FREMONT, CA: Oracle announces the launch of a new group of tools that enable enterprises to run a virtual cloud system inside a proprietary Oracle physical server. Oracle releases Oracle Cloud, a package of its publically available cloud software that will run on a new physical server called Oracle Cloud Machine.
Cloud and On-Premises Use Same APIs
A Cloud Machine runs the same APIs as the Oracle public cloud, enabling an enterprise to run a virtual private cloud inside a firewall in its data center. This feature allows more choices such as on or off-premises while using all the same equipment; ways to deploy workloads.
This strategy by Oracle mandates sales of a server instance or racks, to existing or new customers looking to invest in a well-established IT vendor that can provide everything at once: databases, middleware, storage, analytics, the cloud and the hardware on which the customer can run everything.
Choose between Data Center or Managed Service
The Oracle cloud delivers a stack that is 100 percent compatible with the Oracle Cloud but also available on-premises. Customers can use it for a number of use cases, including disaster recovery, elastic bursting, dev/test, lift-and-shift workload migration, and a single API and scripting toolkit for DevOps.

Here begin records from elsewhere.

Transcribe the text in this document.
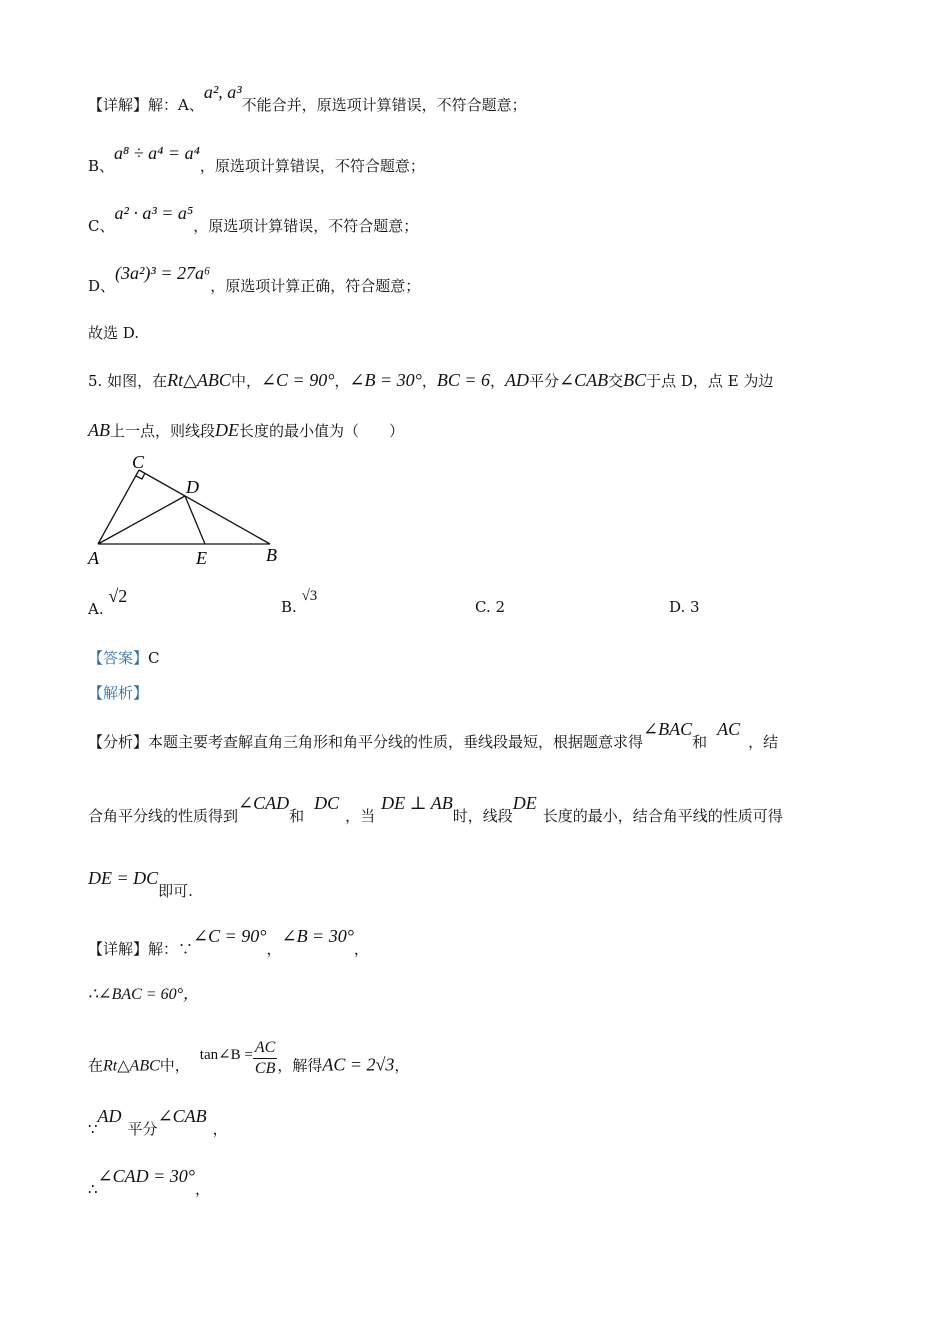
【详解】解：A、a², a³不能合并，原选项计算错误，不符合题意；
B、a⁸ ÷ a⁴ = a⁴，原选项计算错误，不符合题意；
C、a² · a³ = a⁵，原选项计算错误，不符合题意；
D、(3a²)³ = 27a⁶，原选项计算正确，符合题意；
故选 D.
5. 如图，在Rt△ABC中，∠C = 90°，∠B = 30°，BC = 6，AD平分∠CAB交BC于点 D，点 E 为边
AB上一点，则线段DE长度的最小值为（　　）
C
D
A	E	B
A. √2
B. √3
C. 2	D. 3
【答案】C
【解析】
【分析】本题主要考查解直角三角形和角平分线的性质，垂线段最短，根据题意求得∠BAC和AC，结
合角平分线的性质得到∠CAD和DC，当DE ⊥ AB时，线段DE长度的最小，结合角平线的性质可得
DE = DC即可.
【详解】解：∵∠C = 90°，∠B = 30°，
∴∠BAC = 60°，
在Rt△ABC中，tan∠B = $\frac{AC}{CB}$ ，解得AC = 2√3，
∵AD平分∠CAB，
∴∠CAD = 30°，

Users can also boot up separate clouds running on
The Oracle Cloud Machine uses Intel X5 processors and comes in three versions: v288, v576 and v1080, which provide storage capacities of 2TB, 4TB and 7.5TB respectively. It features local solid-state storage, network-attached storage (optional) and 10GB Cisco Systems switching. It fits into a data center rack like any standard 19-inch server box.
By using Oracle Cloud in a data center, customers can have full control over their data and meet all data sovereignty and data residency requirements –that mandate customer data remain within a company's data center or contained within a geographic location, while still taking advantage of the benefits of the cloud.
The user can enable workload portability between on-premises and cloud using identical environments, toolsets, and APIs and be able to move Oracle and non-Oracle workloads between on-premises and the cloud based on their changing business requirements.
The users can also comply with security and privacy regulations such as PCI-DSS for the global credit and debit card industry, HIPAA for the US healthcare industry, FedRAMP for the US federal government, Germany's Federal Data Protection Act, the United Kingdom's Data Protection Act, and other industry- and country-specific regulations.
As a managed service, the Cloud features:
Infrastructure: Provides elastic compute, elastic block storage, virtual networking, file storage, messaging, and identity management to enable portability of Oracle and non-Oracle workloads into the cloud.
Data management: Enables customers to use the Oracle database to manage data infrastructure in the cloud with the Oracle Database Cloud. The initial set of Database Cloud Service offerings will be followed by Oracle Database as a Service: Exadata for extreme performance and a broad set of Oracle Big Data Cloud services, including Big Data Discovery, Big Data Preparation, Hadoop, and Big Data SQL.
Application development: Users can develop and deploy Java applications in the cloud using Oracle Java Cloud.
Enterprise integration: Simplifies integration of on-premises applications to cloud applications and cloud application to cloud application integration using the Oracle Integration Cloud Service
Management: Unifies the experience of managing workloads seamlessly on-premises and in the Oracle Cloud.